Schon: Ich bin schon dabei, das Institut in die Orthodoxie hinein zu vernetzen, Gespräche zu führen, auch viel hinzuhören, wo in Ostkirchen Bedarf gesehen wird, wo es noch große Distanzen gibt, aber sich die Sichtweisen möglicherweise auch treffen können. Daraus werden sich hoffentlich bald konkrete Projekte ergeben.
Frage: Stößt das Institut denn auf Seiten der Orthodoxie schon auf ein größeres Interesse?
Schon: Das Institut wurde ja gerade erst gegründet. Es muss erst einmal bekannt werden. Aber in den Gesprächen, die ich bisher geführt habe — und das waren schon einige — bin ich auf sehr viel Interesse gestoßen. Es gab durchaus schon konkrete Vorschläge für eine Zusammenarbeit.
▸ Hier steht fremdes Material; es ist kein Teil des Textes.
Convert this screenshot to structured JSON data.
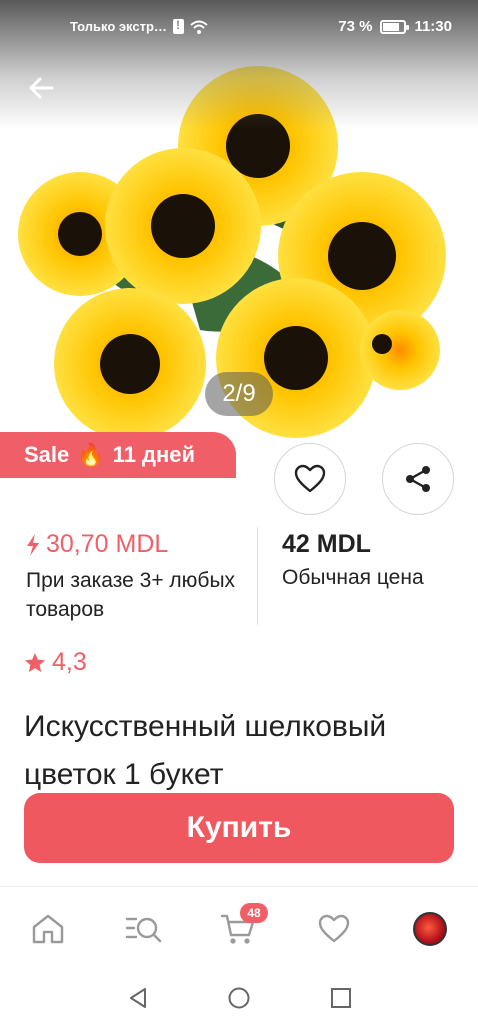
{
  "status_bar": {
    "notification_text": "Только экстр…",
    "battery": "73 %",
    "time": "11:30"
  },
  "gallery": {
    "counter": "2/9"
  },
  "sale_badge": {
    "label": "Sale",
    "emoji": "🔥",
    "duration": "11 дней"
  },
  "price": {
    "sale_price": "30,70 MDL",
    "sale_note": "При заказе 3+ любых товаров",
    "regular_price": "42 MDL",
    "regular_note": "Обычная цена"
  },
  "rating": {
    "value": "4,3"
  },
  "product": {
    "title": "Искусственный шелковый цветок 1 букет"
  },
  "actions": {
    "buy_label": "Купить"
  },
  "bottom_nav": {
    "cart_count": "48",
    "items": [
      "home-icon",
      "catalog-search-icon",
      "cart-icon",
      "favorites-icon",
      "profile-avatar"
    ]
  },
  "colors": {
    "accent": "#f05f67",
    "buy_button": "#f0585f",
    "text": "#222222"
  }
}
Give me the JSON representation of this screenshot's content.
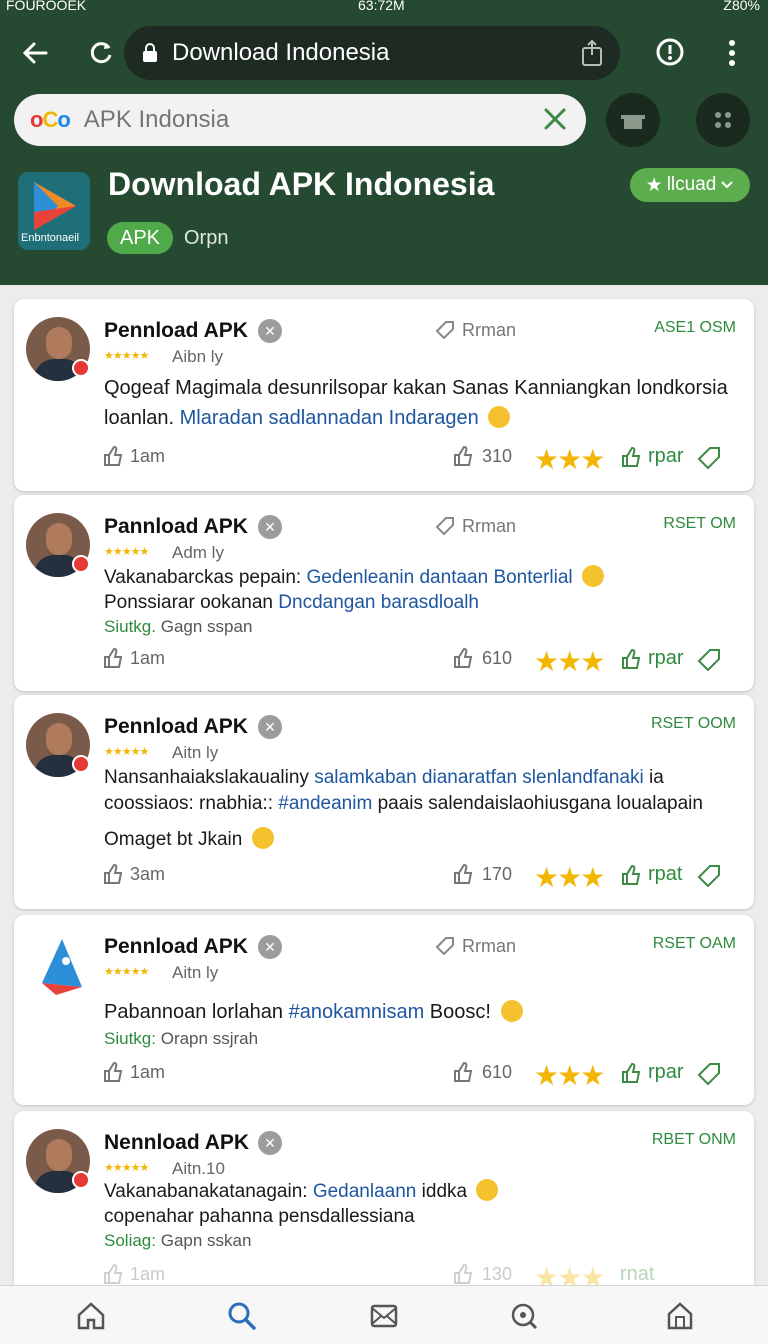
{
  "status_bar": {
    "carrier": "FOUROOEK",
    "time": "63:72M",
    "battery": "Z80%"
  },
  "browser": {
    "url": "Download Indonesia"
  },
  "search": {
    "placeholder": "APK Indonsia",
    "logo": "oCo"
  },
  "app": {
    "icon_label": "Enbntonaeil",
    "title": "Download APK Indonesia",
    "chip": "APK",
    "subtitle": "Orpn",
    "rating_button": "llcuad"
  },
  "reviews": [
    {
      "name": "Pennload APK",
      "stars": "★★★★★",
      "handle": "Aibn ly",
      "action": "Rrman",
      "status": "ASE1 OSM",
      "text": "Qogeaf Magimala desunrilsopar kakan Sanas Kanniangkan londkorsia",
      "text2": "loanlan.",
      "link": "Mlaradan sadlannadan Indaragen",
      "time": "1am",
      "count": "310",
      "big_stars": "★★★",
      "reply": "rpar"
    },
    {
      "name": "Pannload APK",
      "stars": "★★★★★",
      "handle": "Adm ly",
      "action": "Rrman",
      "status": "RSET OM",
      "text": "Vakanabarckas pepain:",
      "link": "Gedenleanin dantaan Bonterlial",
      "text2": "Ponssiarar ookanan",
      "link2": "Dncdangan barasdloalh",
      "sub_green": "Siutkg.",
      "sub": "Gagn sspan",
      "time": "1am",
      "count": "610",
      "big_stars": "★★★",
      "reply": "rpar"
    },
    {
      "name": "Pennload APK",
      "stars": "★★★★★",
      "handle": "Aitn ly",
      "action": "",
      "status": "RSET OOM",
      "text": "Nansanhaiakslakaualiny",
      "link": "salamkaban dianaratfan slenlandfanaki",
      "text_end": "ia",
      "text2": "coossiaos: rnabhia::",
      "link2": "#andeanim",
      "text2_end": "paais salendaislaohiusgana loualapain",
      "text3": "Omaget bt Jkain",
      "time": "3am",
      "count": "170",
      "big_stars": "★★★",
      "reply": "rpat"
    },
    {
      "name": "Pennload APK",
      "stars": "★★★★★",
      "handle": "Aitn ly",
      "action": "Rrman",
      "status": "RSET OAM",
      "text": "Pabannoan lorlahan",
      "link": "#anokamnisam",
      "text_end": "Boosc!",
      "sub_green": "Siutkg:",
      "sub": "Orapn ssjrah",
      "time": "1am",
      "count": "610",
      "big_stars": "★★★",
      "reply": "rpar"
    },
    {
      "name": "Nennload APK",
      "stars": "★★★★★",
      "handle": "Aitn.10",
      "action": "",
      "status": "RBET ONM",
      "text": "Vakanabanakatanagain:",
      "link": "Gedanlaann",
      "text_end": "iddka",
      "text2": "copenahar pahanna pensdallessiana",
      "sub_green": "Soliag:",
      "sub": "Gapn sskan",
      "time": "1am",
      "count": "130",
      "big_stars": "★★★",
      "reply": "rnat"
    }
  ],
  "colors": {
    "header": "#264a31",
    "accent_green": "#5cad4d",
    "link_blue": "#1e56a0",
    "star": "#f2b705"
  }
}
Frage: Wie ergänzen sich die Arbeit des Regensburger Ostkircheninstituts und des Johann Adam Möhler-Instituts für Ökumenik in Paderborn?
Schon: Das Möhler-Institut ist wesentlich größer angelegt und hat speziell die Ökumene im Blick. Es richtet sich aber auch an die Kirchen der Reformation, nicht nur die Ostkirchen. Wir als Ostkircheninstitut widmen uns nicht nur ökumenischen Fragestellungen. Es geht wie gesagt auch um ein Verständnis der Orthodoxie an sich, dessen wie sie sich entwickelt, wie sie sich ausdrückt. Nicht nur bei uns, sondern auch in der Orthodoxie entwickeln sich ganz neue theologische Ansätze. Das Ostkircheninstitut will also dazu beitragen, dass wir Katholiken auch sehen, was andere leisten und dass wir davon lernen.